Rate Limiting and Backpressure Control

Introduction

On Double 11 at midnight, hundreds of millions of users flood in simultaneously — can the servers handle it? Every system has a processing capacity limit. When request volume exceeds what the system can bear, without control, the result is that nobody can use the service.

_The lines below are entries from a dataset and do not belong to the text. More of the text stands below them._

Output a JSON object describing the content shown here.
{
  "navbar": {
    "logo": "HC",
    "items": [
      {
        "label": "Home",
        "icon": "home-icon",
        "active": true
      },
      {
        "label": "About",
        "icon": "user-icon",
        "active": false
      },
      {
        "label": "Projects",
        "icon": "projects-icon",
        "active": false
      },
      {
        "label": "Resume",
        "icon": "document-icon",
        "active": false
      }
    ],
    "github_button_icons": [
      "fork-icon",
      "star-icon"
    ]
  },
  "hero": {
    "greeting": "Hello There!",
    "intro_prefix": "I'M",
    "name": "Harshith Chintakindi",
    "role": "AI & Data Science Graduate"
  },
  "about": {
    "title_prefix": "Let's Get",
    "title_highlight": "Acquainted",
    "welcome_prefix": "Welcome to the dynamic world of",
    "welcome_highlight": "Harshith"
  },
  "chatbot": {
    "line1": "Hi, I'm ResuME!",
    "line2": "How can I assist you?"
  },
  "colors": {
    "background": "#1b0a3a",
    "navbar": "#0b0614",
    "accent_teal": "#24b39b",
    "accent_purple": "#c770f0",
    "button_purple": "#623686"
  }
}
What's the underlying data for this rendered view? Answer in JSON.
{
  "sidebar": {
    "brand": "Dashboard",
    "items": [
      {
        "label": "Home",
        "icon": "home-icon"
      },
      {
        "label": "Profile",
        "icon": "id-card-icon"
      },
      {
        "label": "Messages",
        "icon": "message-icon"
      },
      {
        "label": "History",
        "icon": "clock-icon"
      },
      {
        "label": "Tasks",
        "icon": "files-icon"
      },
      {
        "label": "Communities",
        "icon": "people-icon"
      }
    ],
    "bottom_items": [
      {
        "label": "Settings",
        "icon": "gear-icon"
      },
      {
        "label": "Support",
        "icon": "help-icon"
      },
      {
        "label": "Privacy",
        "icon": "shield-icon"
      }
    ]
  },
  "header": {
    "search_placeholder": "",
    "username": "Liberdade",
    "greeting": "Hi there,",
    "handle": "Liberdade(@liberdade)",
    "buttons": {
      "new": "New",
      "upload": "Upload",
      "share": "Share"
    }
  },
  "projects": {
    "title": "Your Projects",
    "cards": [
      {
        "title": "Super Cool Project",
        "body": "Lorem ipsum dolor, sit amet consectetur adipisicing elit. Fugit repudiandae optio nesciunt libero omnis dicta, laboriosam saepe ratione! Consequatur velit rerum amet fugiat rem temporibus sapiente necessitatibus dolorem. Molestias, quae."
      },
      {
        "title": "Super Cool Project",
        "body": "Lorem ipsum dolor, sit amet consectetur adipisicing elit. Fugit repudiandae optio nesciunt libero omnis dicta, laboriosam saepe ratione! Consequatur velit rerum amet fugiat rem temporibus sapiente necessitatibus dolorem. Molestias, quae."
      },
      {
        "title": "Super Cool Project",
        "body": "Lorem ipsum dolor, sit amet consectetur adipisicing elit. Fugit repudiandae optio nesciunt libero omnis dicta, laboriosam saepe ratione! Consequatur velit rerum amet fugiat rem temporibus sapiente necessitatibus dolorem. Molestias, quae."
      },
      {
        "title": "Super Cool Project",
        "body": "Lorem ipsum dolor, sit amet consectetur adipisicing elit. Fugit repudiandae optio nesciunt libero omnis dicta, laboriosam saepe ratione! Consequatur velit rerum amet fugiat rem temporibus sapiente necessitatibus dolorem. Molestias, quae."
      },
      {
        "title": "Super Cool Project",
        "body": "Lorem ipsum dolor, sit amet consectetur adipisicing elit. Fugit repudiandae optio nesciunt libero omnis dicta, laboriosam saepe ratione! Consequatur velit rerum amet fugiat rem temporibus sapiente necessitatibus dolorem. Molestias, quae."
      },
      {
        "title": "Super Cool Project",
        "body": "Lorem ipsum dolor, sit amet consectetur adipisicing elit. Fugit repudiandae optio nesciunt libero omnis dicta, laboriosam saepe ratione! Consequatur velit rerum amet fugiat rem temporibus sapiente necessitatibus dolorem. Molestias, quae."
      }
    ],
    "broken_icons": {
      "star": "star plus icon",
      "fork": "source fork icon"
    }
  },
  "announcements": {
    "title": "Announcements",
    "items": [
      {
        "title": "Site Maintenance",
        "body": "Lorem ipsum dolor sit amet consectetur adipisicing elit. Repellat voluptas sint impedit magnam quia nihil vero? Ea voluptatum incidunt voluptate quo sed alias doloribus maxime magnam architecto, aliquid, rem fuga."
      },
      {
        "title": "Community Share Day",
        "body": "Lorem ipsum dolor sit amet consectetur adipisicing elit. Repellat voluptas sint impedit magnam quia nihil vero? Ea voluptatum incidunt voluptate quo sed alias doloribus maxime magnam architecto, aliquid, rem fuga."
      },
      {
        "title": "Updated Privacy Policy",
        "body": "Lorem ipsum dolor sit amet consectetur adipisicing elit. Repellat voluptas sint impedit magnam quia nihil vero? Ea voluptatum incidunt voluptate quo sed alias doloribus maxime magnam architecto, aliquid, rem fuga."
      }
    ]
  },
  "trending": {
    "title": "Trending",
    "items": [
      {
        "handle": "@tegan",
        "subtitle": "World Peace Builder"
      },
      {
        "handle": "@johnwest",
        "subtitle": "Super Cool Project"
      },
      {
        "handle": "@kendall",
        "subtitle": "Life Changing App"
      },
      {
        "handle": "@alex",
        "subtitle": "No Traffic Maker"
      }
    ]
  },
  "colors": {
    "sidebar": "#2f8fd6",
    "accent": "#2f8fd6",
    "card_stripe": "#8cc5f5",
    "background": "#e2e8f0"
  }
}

Rate limiting and backpressure are the two lines of defense that protect systems from being "overwhelmed."

What will you learn in this article?

After reading this chapter, you will gain:

Why rate limiting is necessary: Understand why you need to proactively reject some requests to protect the system
Rate limiting algorithms: Master the principles and differences of three core algorithms — token bucket, leaky bucket, and sliding window
Backpressure mechanisms: Understand handling strategies when upstream speed exceeds downstream speed
Multi-layer rate limiting: Learn the multi-layer rate limiting architecture from client to gateway to service
Practical skills: Know which rate limiting strategy to choose for which scenario

Chapter	Content	Core Concepts
Chapter 1	Why rate limiting is needed	Cascading failure, service protection
Chapter 2	Rate limiting algorithms	Token bucket, leaky bucket, sliding window
Chapter 3	Backpressure control	Buffer, drop strategy, elastic scaling
Chapter 4	Multi-layer rate limiting architecture	Client, gateway, server side
Chapter 5	Practice and selection	Nginx, Redis, Sentinel

0. The Big Picture: Why "Reject" Users?

This sounds counterintuitive — shouldn't we serve every user well? But the reality is: if you don't reject some requests, all requests will fail.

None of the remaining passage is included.